For the purpose of legal proceedings initiated before a
competent court subsequent to the order of an Executive Magistrate
under Sections 145/146 of the Code of Criminal Procedure, the law as
to the effect of the order of the Magistrate may be summarized as
under:-

(1) The words ‘competent court’ as used in sub-section (1) of
Section 146 of the code do not necessarily mean a civil court
only. A competent court is one which has the jurisdictional
competence to determine the question of title or the rights of
the parties with regard to the entitlement as to possession over
the property forming subject matter of proceedings before the
Executive Magistrate;

(2) A party unsuccessful in an order under Section 145(1) would
initiate proceedings in a competent court to establish its
entitlement to possession over the disputed property against the
successful party. Ordinarily, a relief of recovery of possession
would be appropriate to be sought for. In legal proceedings
initiated before a competent court consequent upon attachment
under Section 146(1) of the Code it is not necessary to seek
relief of recovery of possession. As the property is held custodia
legis by the Magistrate for and on behalf of the party who would
ultimately succeed from the court it would suffice if only
determination of the rights with regard to the entitlement to the
possession is sought for. Such a suit shall not be bad for not
asking for the relief of possession.

(3) A decision by a criminal court does not bind the civil court while
a decision by the civil court binds the criminal court. An order
passed by the Executive Magistrate in proceedings under
Sections 145/146 of the Code is an order by a criminal court
and that too based on a summary enquiry. The order is entitled
to respect and weight before the competent court at the
interlocutory stage. At the stage of final adjudication of rights,
which would be on the evidence adduced before the court, the
order of the Magistrate is only one out of several pieces of
evidence.

(4) The Court will be loath to issue an order of interim injunction or
to order an interim arrangement inconsistent with the one made
by the Executive Magistrate. However, to say so is merely
stating a rule of caution or restraint, on exercise of discretion by
Court, dictated by prudence and regard for the urgent/emergent
executive orders made within jurisdiction by their makers; and
certainly not a tab on power of Court. The Court does have
jurisdiction to make an interim order including an order of ad-
interim injunction inconsistent with the order of the Executive
Magistrate. The jurisdiction is there but the same shall be
exercised not as a rule but as an exception. Even at the stage
of passing an ad-interim order the party unsuccessful before the
Executive Magistrate may on material placed before the Court
succeed in making out a strong prima facie case demonstrating
the findings of the Executive Magistrate to be without
jurisdiction, palpably wrong or self-inconsistent in which or the
like cases the Court may, after recording its reasons and
satisfaction, make an order inconsistent with, or in departure
from, the one made by the Executive Magistrate. The order of
the court final or interlocutory, would have the effect of
declaring one of the parties entitled to possession and evicting
therefrom the party successful before the Executive Magistrate
within the meaning of sub-section (6) of Section 145.

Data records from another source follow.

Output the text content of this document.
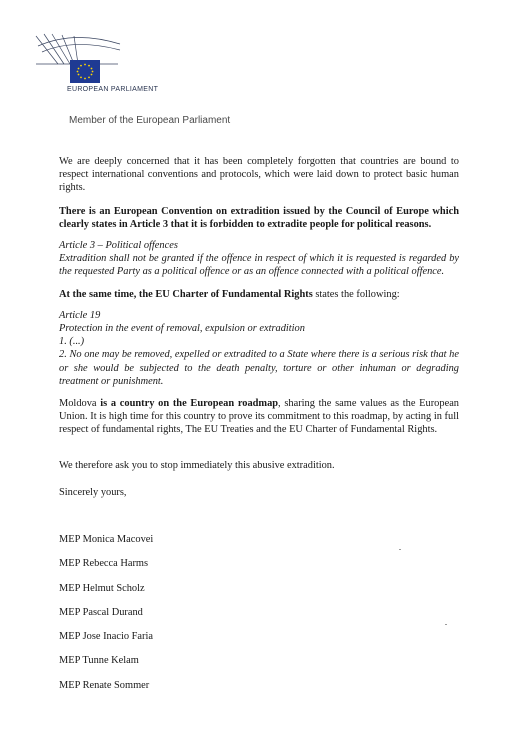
EUROPEAN PARLIAMENT
Member of the European Parliament

We are deeply concerned that it has been completely forgotten that countries are bound to respect international conventions and protocols, which were laid down to protect basic human rights.

There is an European Convention on extradition issued by the Council of Europe which clearly states in Article 3 that it is forbidden to extradite people for political reasons.

Article 3 – Political offences
Extradition shall not be granted if the offence in respect of which it is requested is regarded by the requested Party as a political offence or as an offence connected with a political offence.

At the same time, the EU Charter of Fundamental Rights states the following:

Article 19
Protection in the event of removal, expulsion or extradition
1. (...)
2. No one may be removed, expelled or extradited to a State where there is a serious risk that he or she would be subjected to the death penalty, torture or other inhuman or degrading treatment or punishment.

Moldova is a country on the European roadmap, sharing the same values as the European Union. It is high time for this country to prove its commitment to this roadmap, by acting in full respect of fundamental rights, The EU Treaties and the EU Charter of Fundamental Rights.

We therefore ask you to stop immediately this abusive extradition.
Sincerely yours,
MEP Monica Macovei
MEP Rebecca Harms
MEP Helmut Scholz
MEP Pascal Durand
MEP Jose Inacio Faria
MEP Tunne Kelam
MEP Renate Sommer
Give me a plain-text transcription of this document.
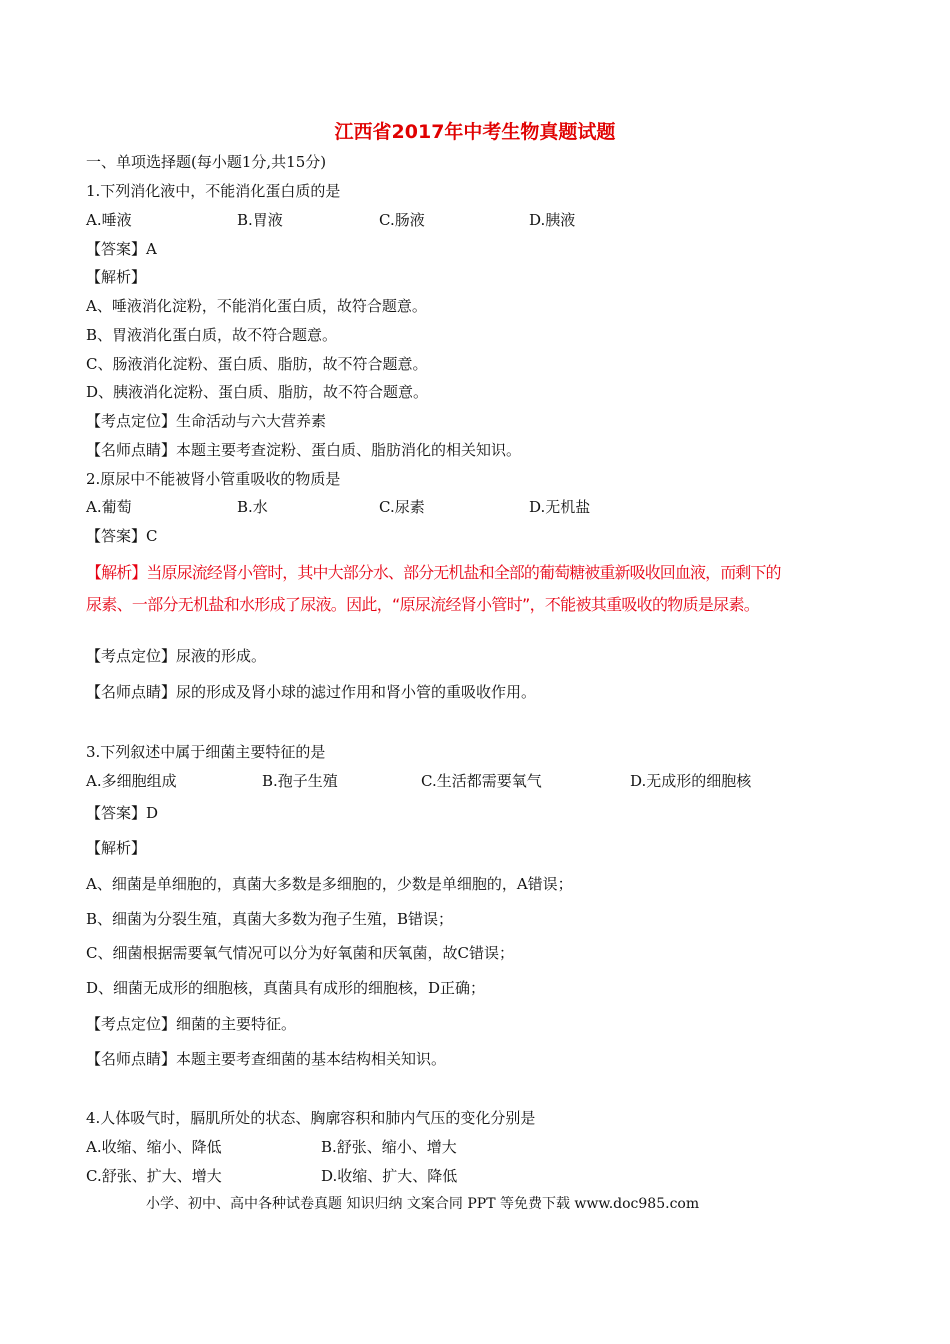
江西省2017年中考生物真题试题
一、单项选择题(每小题1分,共15分)
1.下列消化液中，不能消化蛋白质的是
A.唾液	B.胃液	C.肠液	D.胰液
【答案】A
【解析】
A、唾液消化淀粉，不能消化蛋白质，故符合题意。
B、胃液消化蛋白质，故不符合题意。
C、肠液消化淀粉、蛋白质、脂肪，故不符合题意。
D、胰液消化淀粉、蛋白质、脂肪，故不符合题意。
【考点定位】生命活动与六大营养素
【名师点睛】本题主要考查淀粉、蛋白质、脂肪消化的相关知识。
2.原尿中不能被肾小管重吸收的物质是
A.葡萄	B.水	C.尿素	D.无机盐
【答案】C
【解析】当原尿流经肾小管时，其中大部分水、部分无机盐和全部的葡萄糖被重新吸收回血液，而剩下的
尿素、一部分无机盐和水形成了尿液。因此，“原尿流经肾小管时”，不能被其重吸收的物质是尿素。
【考点定位】尿液的形成。
【名师点睛】尿的形成及肾小球的滤过作用和肾小管的重吸收作用。
3.下列叙述中属于细菌主要特征的是
A.多细胞组成	B.孢子生殖	C.生活都需要氧气	D.无成形的细胞核
【答案】D
【解析】
A、细菌是单细胞的，真菌大多数是多细胞的，少数是单细胞的，A错误；
B、细菌为分裂生殖，真菌大多数为孢子生殖，B错误；
C、细菌根据需要氧气情况可以分为好氧菌和厌氧菌，故C错误；
D、细菌无成形的细胞核，真菌具有成形的细胞核，D正确；
【考点定位】细菌的主要特征。
【名师点睛】本题主要考查细菌的基本结构相关知识。
4.人体吸气时，膈肌所处的状态、胸廓容积和肺内气压的变化分别是
A.收缩、缩小、降低	B.舒张、缩小、增大
C.舒张、扩大、增大	D.收缩、扩大、降低
小学、初中、高中各种试卷真题 知识归纳 文案合同 PPT 等免费下载 www.doc985.com
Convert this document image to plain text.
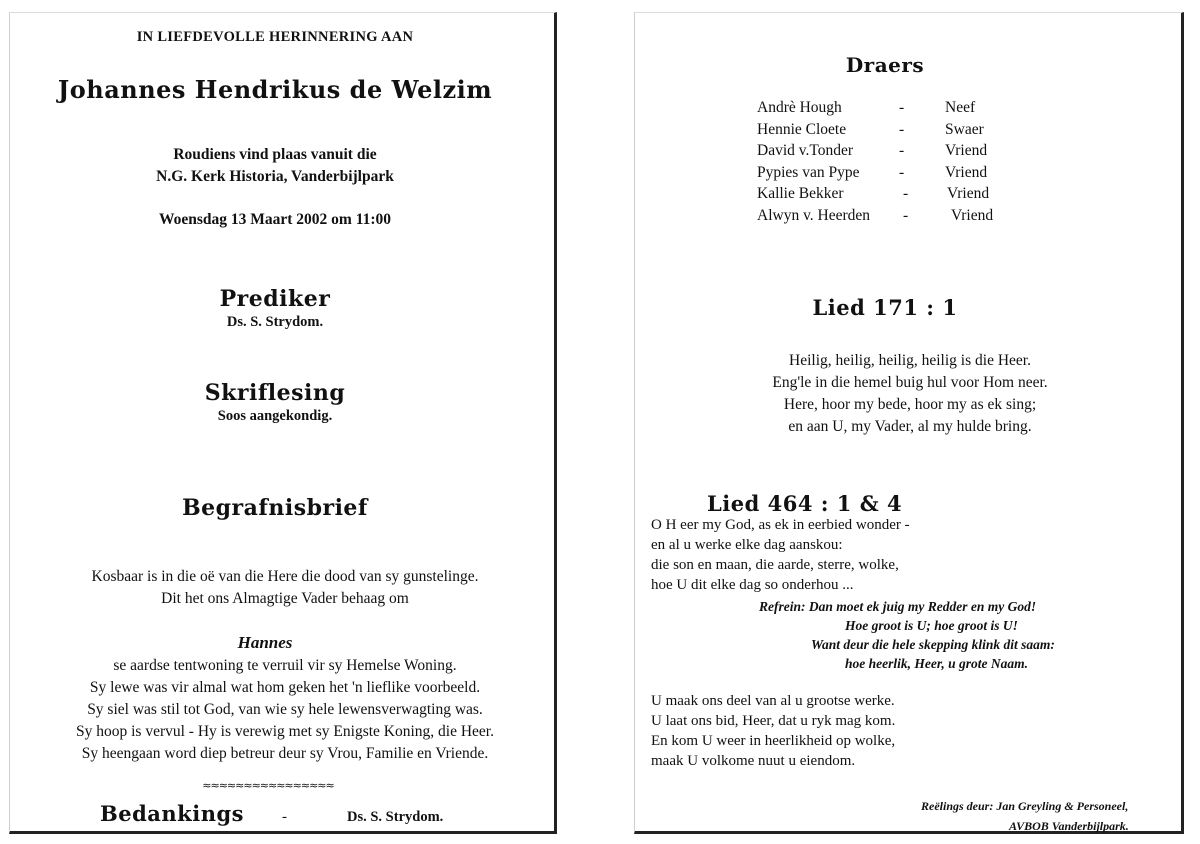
IN LIEFDEVOLLE HERINNERING AAN
Johannes Hendrikus de Welzim
Roudiens vind plaas vanuit die
N.G. Kerk Historia, Vanderbijlpark
Woensdag 13 Maart 2002 om 11:00
Prediker
Ds. S. Strydom.
Skriflesing
Soos aangekondig.
Begrafnisbrief
Kosbaar is in die oë van die Here die dood van sy gunstelinge.
Dit het ons Almagtige Vader behaag om
Hannes
se aardse tentwoning te verruil vir sy Hemelse Woning.
Sy lewe was vir almal wat hom geken het 'n lieflike voorbeeld.
Sy siel was stil tot God, van wie sy hele lewensverwagting was.
Sy hoop is vervul - Hy is verewig met sy Enigste Koning, die Heer.
Sy heengaan word diep betreur deur sy Vrou, Familie en Vriende.
≈≈≈≈≈≈≈≈≈≈≈≈≈≈≈≈
Bedankings	-	Ds. S. Strydom.
Draers
Andrè Hough	-	Neef
Hennie Cloete	-	Swaer
David v.Tonder	-	Vriend
Pypies van Pype	-	Vriend
Kallie Bekker	-	Vriend
Alwyn v. Heerden -	Vriend
Lied 171 : 1
Heilig, heilig, heilig, heilig is die Heer.
Eng'le in die hemel buig hul voor Hom neer.
Here, hoor my bede, hoor my as ek sing;
en aan U, my Vader, al my hulde bring.
Lied 464 : 1 & 4
O H eer my God, as ek in eerbied wonder -
en al u werke elke dag aanskou:
die son en maan, die aarde, sterre, wolke,
hoe U dit elke dag so onderhou ...
Refrein: Dan moet ek juig my Redder en my God!
Hoe groot is U; hoe groot is U!
Want deur die hele skepping klink dit saam:
hoe heerlik, Heer, u grote Naam.
U maak ons deel van al u grootse werke.
U laat ons bid, Heer, dat u ryk mag kom.
En kom U weer in heerlikheid op wolke,
maak U volkome nuut u eiendom.
Reëlings deur: Jan Greyling & Personeel,
AVBOB Vanderbijlpark.
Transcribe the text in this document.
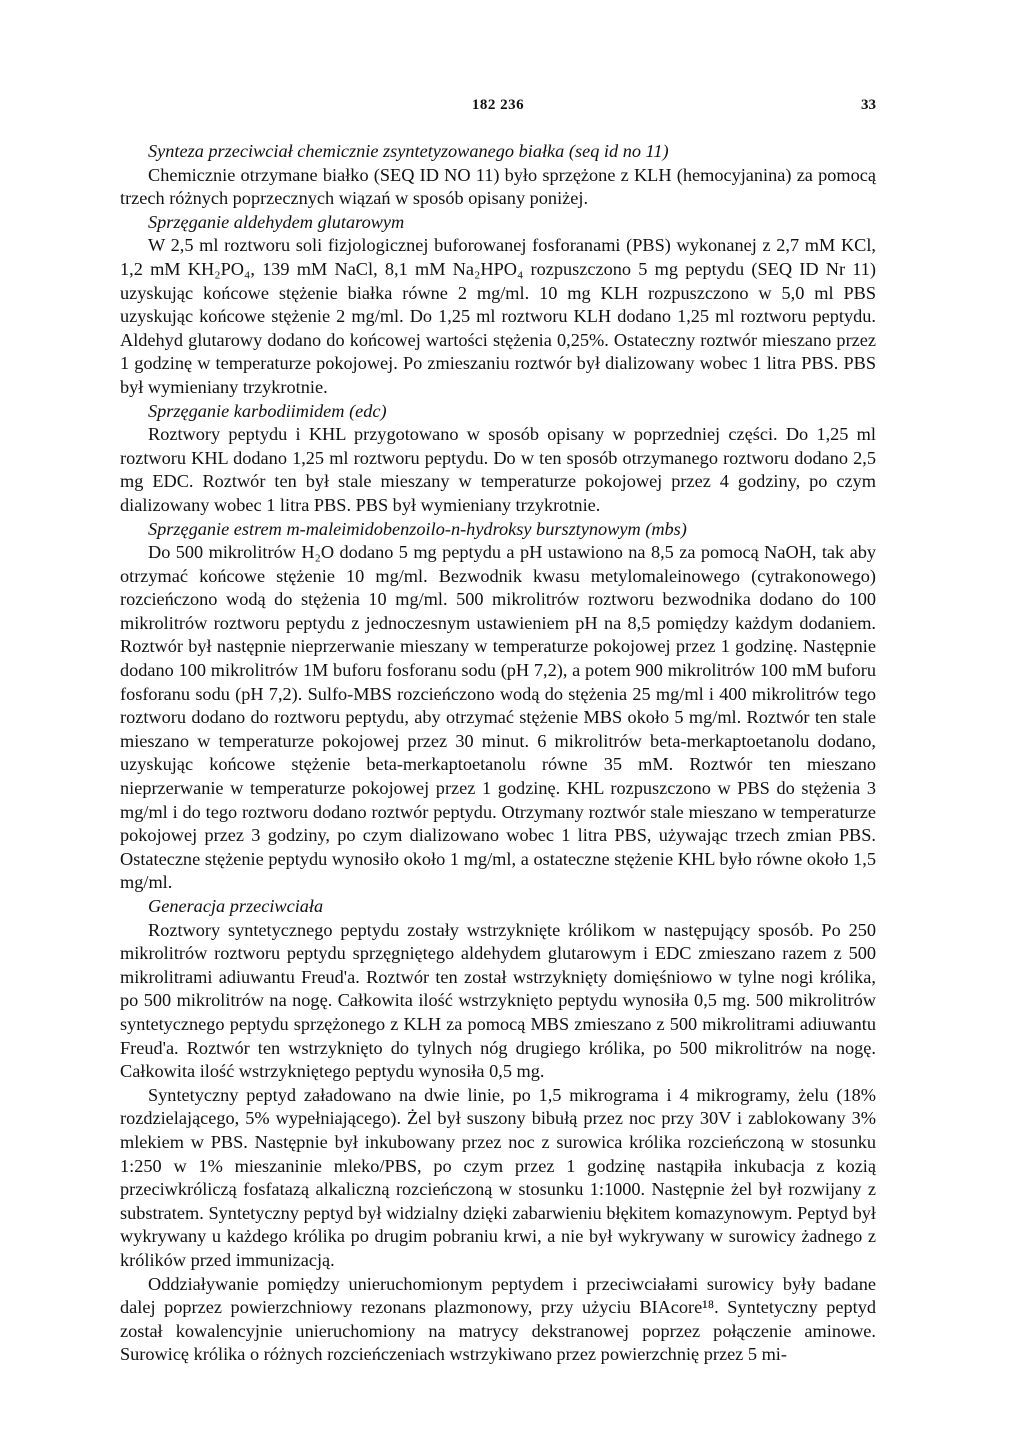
182 236	33

Synteza przeciwciał chemicznie zsyntetyzowanego białka (seq id no 11)

Chemicznie otrzymane białko (SEQ ID NO 11) było sprzężone z KLH (hemocyjanina) za pomocą trzech różnych poprzecznych wiązań w sposób opisany poniżej.

Sprzęganie aldehydem glutarowym

W 2,5 ml roztworu soli fizjologicznej buforowanej fosforanami (PBS) wykonanej z 2,7 mM KCl, 1,2 mM KH₂PO₄, 139 mM NaCl, 8,1 mM Na₂HPO₄ rozpuszczono 5 mg peptydu (SEQ ID Nr 11) uzyskując końcowe stężenie białka równe 2 mg/ml. 10 mg KLH rozpuszczono w 5,0 ml PBS uzyskując końcowe stężenie 2 mg/ml. Do 1,25 ml roztworu KLH dodano 1,25 ml roztworu peptydu. Aldehyd glutarowy dodano do końcowej wartości stężenia 0,25%. Ostateczny roztwór mieszano przez 1 godzinę w temperaturze pokojowej. Po zmieszaniu roztwór był dializowany wobec 1 litra PBS. PBS był wymieniany trzykrotnie.

Sprzęganie karbodiimidem (edc)

Roztwory peptydu i KHL przygotowano w sposób opisany w poprzedniej części. Do 1,25 ml roztworu KHL dodano 1,25 ml roztworu peptydu. Do w ten sposób otrzymanego roztworu dodano 2,5 mg EDC. Roztwór ten był stale mieszany w temperaturze pokojowej przez 4 godziny, po czym dializowany wobec 1 litra PBS. PBS był wymieniany trzykrotnie.

Sprzęganie estrem m-maleimidobenzoilo-n-hydroksy bursztynowym (mbs)

Do 500 mikrolitrów H₂O dodano 5 mg peptydu a pH ustawiono na 8,5 za pomocą NaOH, tak aby otrzymać końcowe stężenie 10 mg/ml. Bezwodnik kwasu metylomaleinowego (cytrakonowego) rozcieńczono wodą do stężenia 10 mg/ml. 500 mikrolitrów roztworu bezwodnika dodano do 100 mikrolitrów roztworu peptydu z jednoczesnym ustawieniem pH na 8,5 pomiędzy każdym dodaniem. Roztwór był następnie nieprzerwanie mieszany w temperaturze pokojowej przez 1 godzinę. Następnie dodano 100 mikrolitrów 1M buforu fosforanu sodu (pH 7,2), a potem 900 mikrolitrów 100 mM buforu fosforanu sodu (pH 7,2). Sulfo-MBS rozcieńczono wodą do stężenia 25 mg/ml i 400 mikrolitrów tego roztworu dodano do roztworu peptydu, aby otrzymać stężenie MBS około 5 mg/ml. Roztwór ten stale mieszano w temperaturze pokojowej przez 30 minut. 6 mikrolitrów beta-merkaptoetanolu dodano, uzyskując końcowe stężenie beta-merkaptoetanolu równe 35 mM. Roztwór ten mieszano nieprzerwanie w temperaturze pokojowej przez 1 godzinę. KHL rozpuszczono w PBS do stężenia 3 mg/ml i do tego roztworu dodano roztwór peptydu. Otrzymany roztwór stale mieszano w temperaturze pokojowej przez 3 godziny, po czym dializowano wobec 1 litra PBS, używając trzech zmian PBS. Ostateczne stężenie peptydu wynosiło około 1 mg/ml, a ostateczne stężenie KHL było równe około 1,5 mg/ml.

Generacja przeciwciała

Roztwory syntetycznego peptydu zostały wstrzyknięte królikom w następujący sposób. Po 250 mikrolitrów roztworu peptydu sprzęgniętego aldehydem glutarowym i EDC zmieszano razem z 500 mikrolitrami adiuwantu Freud'a. Roztwór ten został wstrzyknięty domięśniowo w tylne nogi królika, po 500 mikrolitrów na nogę. Całkowita ilość wstrzyknięto peptydu wynosiła 0,5 mg. 500 mikrolitrów syntetycznego peptydu sprzężonego z KLH za pomocą MBS zmieszano z 500 mikrolitrami adiuwantu Freud'a. Roztwór ten wstrzyknięto do tylnych nóg drugiego królika, po 500 mikrolitrów na nogę. Całkowita ilość wstrzykniętego peptydu wynosiła 0,5 mg.

Syntetyczny peptyd załadowano na dwie linie, po 1,5 mikrograma i 4 mikrogramy, żelu (18% rozdzielającego, 5% wypełniającego). Żel był suszony bibułą przez noc przy 30V i zablokowany 3% mlekiem w PBS. Następnie był inkubowany przez noc z surowica królika rozcieńczoną w stosunku 1:250 w 1% mieszaninie mleko/PBS, po czym przez 1 godzinę nastąpiła inkubacja z kozią przeciwkróliczą fosfatazą alkaliczną rozcieńczoną w stosunku 1:1000. Następnie żel był rozwijany z substratem. Syntetyczny peptyd był widzialny dzięki zabarwieniu błękitem komazynowym. Peptyd był wykrywany u każdego królika po drugim pobraniu krwi, a nie był wykrywany w surowicy żadnego z królików przed immunizacją.

Oddziaływanie pomiędzy unieruchomionym peptydem i przeciwciałami surowicy były badane dalej poprzez powierzchniowy rezonans plazmonowy, przy użyciu BIAcore¹⁸. Syntetyczny peptyd został kowalencyjnie unieruchomiony na matrycy dekstranowej poprzez połączenie aminowe. Surowicę królika o różnych rozcieńczeniach wstrzykiwano przez powierzchnię przez 5 mi-
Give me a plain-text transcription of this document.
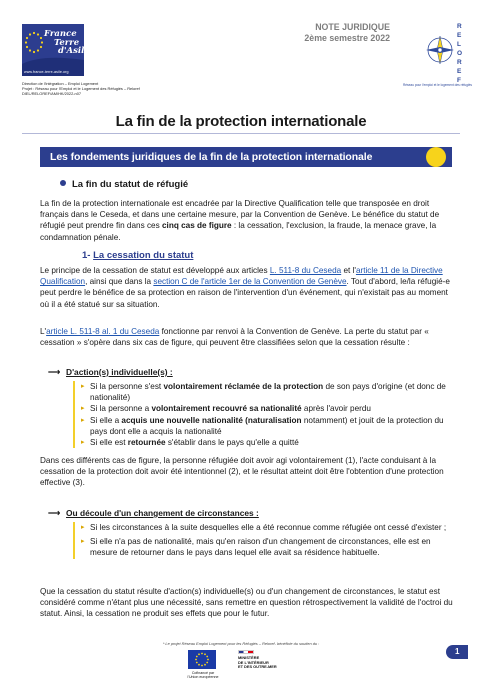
France
Terre
d'Asile
www.france-terre-asile.org
Direction de l'intégration – Emploi Logement
Projet : Réseau pour l'Emploi et le Logement des Réfugiés – Reloref
DIEL/RELOREF/AM/HK/2022-n07
NOTE JURIDIQUE
2ème semestre 2022
R
E
L
O
R
E
F
Réseau pour l'emploi et le logement des réfugiés
La fin de la protection internationale
Les fondements juridiques de la fin de la protection internationale
La fin du statut de réfugié
La fin de la protection internationale est encadrée par la Directive Qualification telle que transposée en droit français dans le Ceseda, et dans une certaine mesure, par la Convention de Genève. Le bénéfice du statut de réfugié peut prendre fin dans ces cinq cas de figure : la cessation, l'exclusion, la fraude, la menace grave, la condamnation pénale.
1- La cessation du statut
Le principe de la cessation de statut est développé aux articles L. 511-8 du Ceseda et l'article 11 de la Directive Qualification, ainsi que dans la section C de l'article 1er de la Convention de Genève. Tout d'abord, le/la réfugié-e peut perdre le bénéfice de sa protection en raison de l'intervention d'un événement, qui n'existait pas au moment où il a été statué sur sa situation.
L'article L. 511-8 al. 1 du Ceseda fonctionne par renvoi à la Convention de Genève. La perte du statut par « cessation » s'opère dans six cas de figure, qui peuvent être classifiées selon que la cessation résulte :
⟶ D'action(s) individuelle(s) :
▸ Si la personne s'est volontairement réclamée de la protection de son pays d'origine (et donc de nationalité)
▸ Si la personne a volontairement recouvré sa nationalité après l'avoir perdu
▸ Si elle a acquis une nouvelle nationalité (naturalisation notamment) et jouit de la protection du pays dont elle a acquis la nationalité
▸ Si elle est retournée s'établir dans le pays qu'elle a quitté
Dans ces différents cas de figure, la personne réfugiée doit avoir agi volontairement (1), l'acte conduisant à la cessation de la protection doit avoir été intentionnel (2), et le résultat atteint doit être l'obtention d'une protection effective (3).
⟶ Ou découle d'un changement de circonstances :
▸ Si les circonstances à la suite desquelles elle a été reconnue comme réfugiée ont cessé d'exister ;
▸ Si elle n'a pas de nationalité, mais qu'en raison d'un changement de circonstances, elle est en mesure de retourner dans le pays dans lequel elle avait sa résidence habituelle.
Que la cessation du statut résulte d'action(s) individuelle(s) ou d'un changement de circonstances, le statut est considéré comme n'étant plus une nécessité, sans remettre en question rétrospectivement la validité de l'octroi du statut. Ainsi, la cessation ne produit ses effets que pour le futur.
* Le projet Réseau Emploi Logement pour les Réfugiés – Reloref- bénéficie du soutien du :
Cofinancé par
l'Union européenne
MINISTÈRE
DE L'INTÉRIEUR
ET DES OUTRE-MER
1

In the present case, the trial Court has felt strongly against the
police action taken under Section 145(1) of the Code. This can clearly
be inferred from the observations contained in the order of the learned
Civil Judge. The plaintiff-respondent herein was not allowed in spite
of her efforts to participate in the proceedings under Section 145.
The party proceeded against by the Executive Magistrate was not
interested in contesting the proceedings. The first Appellate Court has
not recorded any disagreement with the observations made by the
learned Civil Judge but has proceeded on a different reasoning which
reasoning has been found to be erroneous by the High Court. The
High Court has agreed with the view taken by the learned Civil Judge.
We do not think that any case for interference with the order of the
High Court is made out.

The appeal is dismissed. No order as to the costs.